Gemütlich gingen wir auf die Knie, dann auf die Arme und so fort; inzwischen hatte er schon wütend ein anderes Kommando gegeben. Bevor wir schwitzten, war er heiser. Er ließ uns dann in Ruhe. Zwar bezeichnete er uns immer noch als Schweinehunde. Aber es lag Achtung darin.
Es gab auch viele anständige Korporale, die vernünftiger waren; die anständigen waren sogar in der Überzahl. Aber vor allem wollte jeder seinen guten Posten hier in der Heimat so lange behalten wie möglich, und das konnte er nur, wenn er stramm mit den Rekruten war.
Uns ist dabei wohl jeder Kasernenhofschliff zuteil geworden, der möglich war, und oft haben wir vor Wut geheult. Manche von uns sind auch krank dadurch geworden. Wolf ist sogar an Lungenentzündung gestorben. Aber wir wären uns lächerlich vorgekommen, wenn wir klein beigegeben hätten. Wir wurden hart, misstrauisch, mitleidlos, rachsüchtig, roh – und das war gut; denn diese Eigenschaften fehlten uns gerade. Hätte man uns ohne diese Ausbildungszeit in den Schützengraben geschickt, dann wären wohl die meisten von uns verrückt geworden. So aber waren wir vorbereitet für das, was uns erwartete.

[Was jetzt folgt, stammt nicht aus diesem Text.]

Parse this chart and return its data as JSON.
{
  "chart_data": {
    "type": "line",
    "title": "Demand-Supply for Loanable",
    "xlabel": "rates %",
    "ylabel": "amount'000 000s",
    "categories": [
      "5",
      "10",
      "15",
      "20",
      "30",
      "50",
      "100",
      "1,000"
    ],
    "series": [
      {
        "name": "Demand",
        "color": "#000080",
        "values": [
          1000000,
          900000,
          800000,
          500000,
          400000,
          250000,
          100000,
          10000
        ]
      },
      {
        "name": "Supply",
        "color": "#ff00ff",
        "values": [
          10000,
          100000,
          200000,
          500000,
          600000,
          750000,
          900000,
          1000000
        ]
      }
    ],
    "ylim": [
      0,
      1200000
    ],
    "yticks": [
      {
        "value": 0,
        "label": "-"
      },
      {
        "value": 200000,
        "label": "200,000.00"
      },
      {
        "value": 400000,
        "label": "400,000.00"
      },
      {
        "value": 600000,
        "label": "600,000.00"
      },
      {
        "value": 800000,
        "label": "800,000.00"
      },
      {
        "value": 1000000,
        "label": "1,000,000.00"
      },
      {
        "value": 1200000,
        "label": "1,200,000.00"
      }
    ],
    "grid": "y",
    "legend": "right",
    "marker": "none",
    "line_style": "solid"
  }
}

Wir zerbrachen nicht, wir passten uns an; unsere zwanzig Jahre, die uns manches andere so schwer machten, halfen uns dabei. Das Wichtigste aber war, dass in uns ein festes, praktisches Zusammengehörigkeitsgefühl erwachte, das sich im Felde dann zum Besten steigerte, was der Krieg hervorbrachte: zur Kameradschaft!
Ich sitze am Bette Kemmerichs. Er verfällt mehr und mehr. Um uns ist viel Radau*. Ein Lazarettzug ist angekommen, und die transportfähigen Verwundeten werden ausgesucht. An Kemmerichs Bett geht der Arzt vorbei, er sieht ihn nicht einmal an.
»Das nächstemal, Franz«, sage ich.
Er hebt sich in den Kissen auf die Ellbogen. »Sie haben mich amputiert.«
Das weiß er also doch jetzt. Ich nicke und antworte:
»Sei froh, dass du so weggekommen bist.«
Er schweigt.
Ich rede weiter: »Es konnten auch beide Beine sein, Franz. Wegeler hat den rechten Arm verloren. Das ist viel schlimmer. Du kommst ja auch nach Hause.«
Er sieht mich an. »Meinst du?«
»Natürlich.«
Er wiederholt: »Meinst du?«
»Sicher, Franz. Du musst dich nur erst von der Operation erholen.«
Er winkt mir, heranzurücken. Ich beuge mich über ihn, und er flüstert: »Ich glaube es nicht.«
»Rede keinen Quatsch, Franz, in ein paar Tagen wirst du es selbst einsehen. Was ist das schon groß: ein amputiertes Bein; hier werden ganz andere Sachen wieder zurechtgepflastert.«
Er hebt eine Hand hoch. »Sieh dir das mal an, diese Finger.«
»Das kommt von der Operation. Futtere nur ordentlich, dann wirst du schon aufholen. Habt ihr anständige Verpflegung?«
Er zeigt auf eine Schüssel, die noch halb voll ist. Ich gerate in Erregung. »Franz, du musst essen. Essen ist die Hauptsache. Das ist doch ganz gut hier.«
Er wehrt ab. Nach einer Pause sagt er langsam: »Ich wollte mal Oberförster werden.«
»Das kannst du noch immer«, tröste ich. »Es gibt jetzt großartige Prothesen, du merkst damit gar nicht, dass dir etwas fehlt. Sie werden an die Muskeln angeschlossen. Bei Handprothesen kann man die Finger bewegen und arbeiten, sogar schreiben. Und außerdem wird da immer noch mehr erfunden werden.«
Er liegt eine Zeitlang still. Dann sagt er: » Du kannst meine Schnürschuhe für Müller mitnehmen.«
Ich nicke und denke nach, was ich ihm Aufmunterndes sagen kann. Seine Lippen sind weggewischt, sein Mund ist größer geworden, die Zähne stechen hervor, als wären sie aus Kreide. Das Fleisch zerschmilzt, die Stirn wölbt sich stärker, die Backenknochen stehen vor. Das Skelett arbeitet sich durch. Die Augen versinken schon. In ein paar Stunden wird es vorbei sein.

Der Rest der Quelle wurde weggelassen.